Chorégraphe, cinéaste et directeur artistique de La Zouze.

Après avoir été interprète dans les années 80, chez François Verret, Rui Horta, Andy Degroat, Angelin Prejlocaj, Daniel Larrieu. Christophe Haleb démarre son travail de chorégraphe en créant sa compagnie La Zouze en 1993.

Depuis 2003, il vit et travaille à Marseille, où il dirige depuis 2014 un laboratoire de recherche et de création artistique Dans les Parages qui, au-delà de l’activité de La Zouze, accueille de nombreux artistes en résidence. Il crée alors de nombreux projets privilégiant un tissage entre les écritures, les créations scéniques et les créations pour des espaces non dédiés soulevant des interrogations sur l’espace, le mouvement et le corps sensible : des pièces pour plateau (Idyllique, Sous les pieds des citoyens vivants, La marche des vierges, Domestic Flight, Liquide, CommunExtase et Retour sur Terre), des créations in situ, des performances (Evelyne House of Shame, Architecture des Contemplatifs au Mucem, Résidence Secondaire, Decamper...), des installations performatives (Entropic Now, Fama, Atlas But Not List) ainsi que des films (Un sueño despierto, Entropico).

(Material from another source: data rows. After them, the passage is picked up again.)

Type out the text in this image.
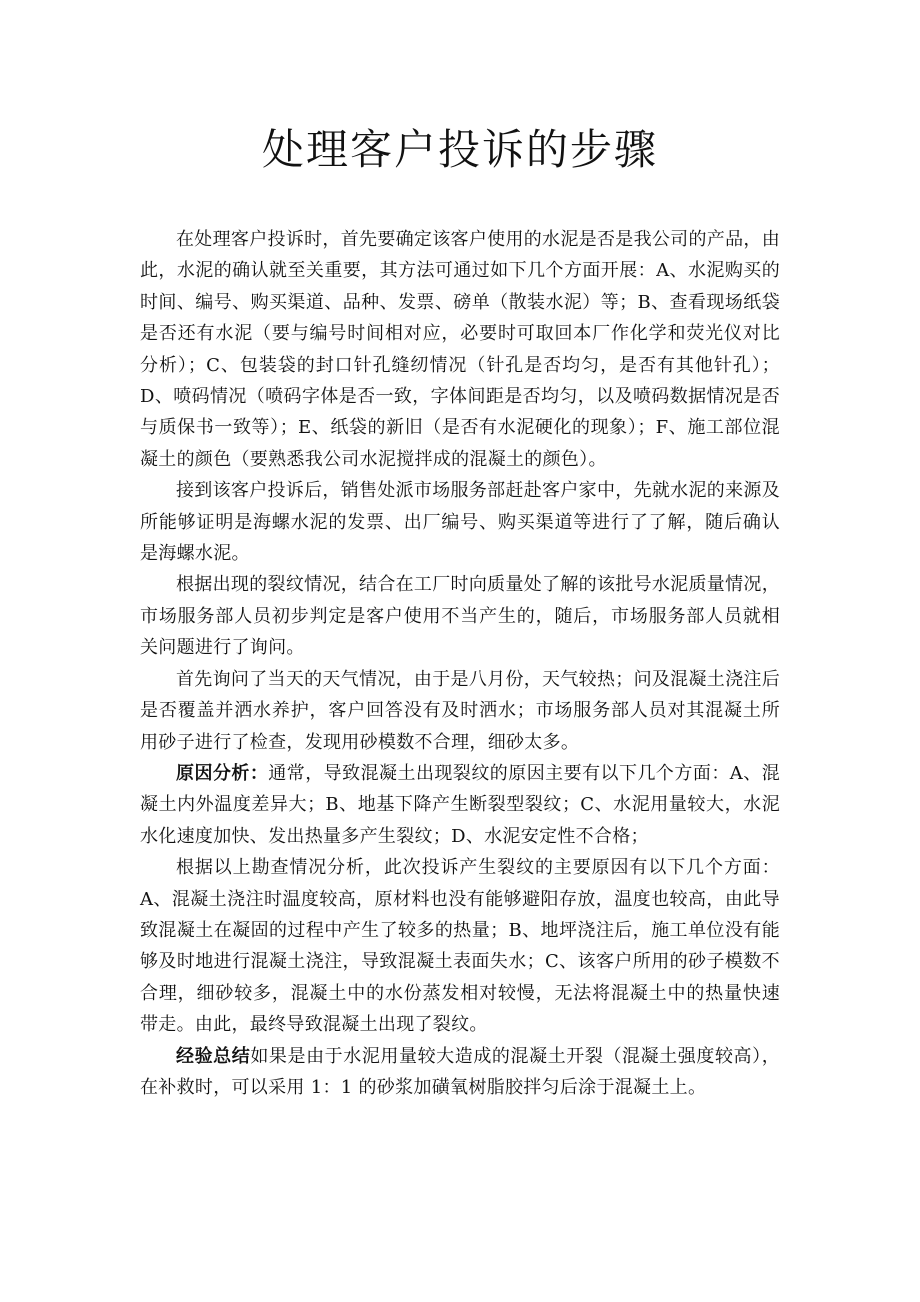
处理客户投诉的步骤

在处理客户投诉时，首先要确定该客户使用的水泥是否是我公司的产品，由此，水泥的确认就至关重要，其方法可通过如下几个方面开展：A、水泥购买的时间、编号、购买渠道、品种、发票、磅单（散装水泥）等；B、查看现场纸袋是否还有水泥（要与编号时间相对应，必要时可取回本厂作化学和荧光仪对比分析）；C、包装袋的封口针孔缝纫情况（针孔是否均匀，是否有其他针孔）；D、喷码情况（喷码字体是否一致，字体间距是否均匀，以及喷码数据情况是否与质保书一致等）；E、纸袋的新旧（是否有水泥硬化的现象）；F、施工部位混凝土的颜色（要熟悉我公司水泥搅拌成的混凝土的颜色）。

接到该客户投诉后，销售处派市场服务部赶赴客户家中，先就水泥的来源及所能够证明是海螺水泥的发票、出厂编号、购买渠道等进行了了解，随后确认是海螺水泥。

根据出现的裂纹情况，结合在工厂时向质量处了解的该批号水泥质量情况，市场服务部人员初步判定是客户使用不当产生的，随后，市场服务部人员就相关问题进行了询问。

首先询问了当天的天气情况，由于是八月份，天气较热；问及混凝土浇注后是否覆盖并洒水养护，客户回答没有及时洒水；市场服务部人员对其混凝土所用砂子进行了检查，发现用砂模数不合理，细砂太多。

原因分析：通常，导致混凝土出现裂纹的原因主要有以下几个方面：A、混凝土内外温度差异大；B、地基下降产生断裂型裂纹；C、水泥用量较大，水泥水化速度加快、发出热量多产生裂纹；D、水泥安定性不合格；

根据以上勘查情况分析，此次投诉产生裂纹的主要原因有以下几个方面：A、混凝土浇注时温度较高，原材料也没有能够避阳存放，温度也较高，由此导致混凝土在凝固的过程中产生了较多的热量；B、地坪浇注后，施工单位没有能够及时地进行混凝土浇注，导致混凝土表面失水；C、该客户所用的砂子模数不合理，细砂较多，混凝土中的水份蒸发相对较慢，无法将混凝土中的热量快速带走。由此，最终导致混凝土出现了裂纹。

经验总结如果是由于水泥用量较大造成的混凝土开裂（混凝土强度较高），在补救时，可以采用 1：1 的砂浆加磺氧树脂胶拌匀后涂于混凝土上。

La Zouze fonctionne comme un laboratoire expérimental scénique et filmique qui interroge les manières dont la société bouge en nous et qui génère des formes d’action et de vie hétérogènes. Sa danse s’inspire toujours d’un contexte concret, et à partir d’un ensemble de pratiques artistiques, critique et questionne l’état du monde et ses impacts sur le corps, la réalité et le rêve des êtres. Dedans et dehors, Christophe Haleb agit in situ, à la fois dans et contre la situation. Il pratique l’art dans une diversité d’espaces, dédiés au spectacle ou non, impliquant danseurs et spectateurs à faire l’expérience d’une poétique de la relation.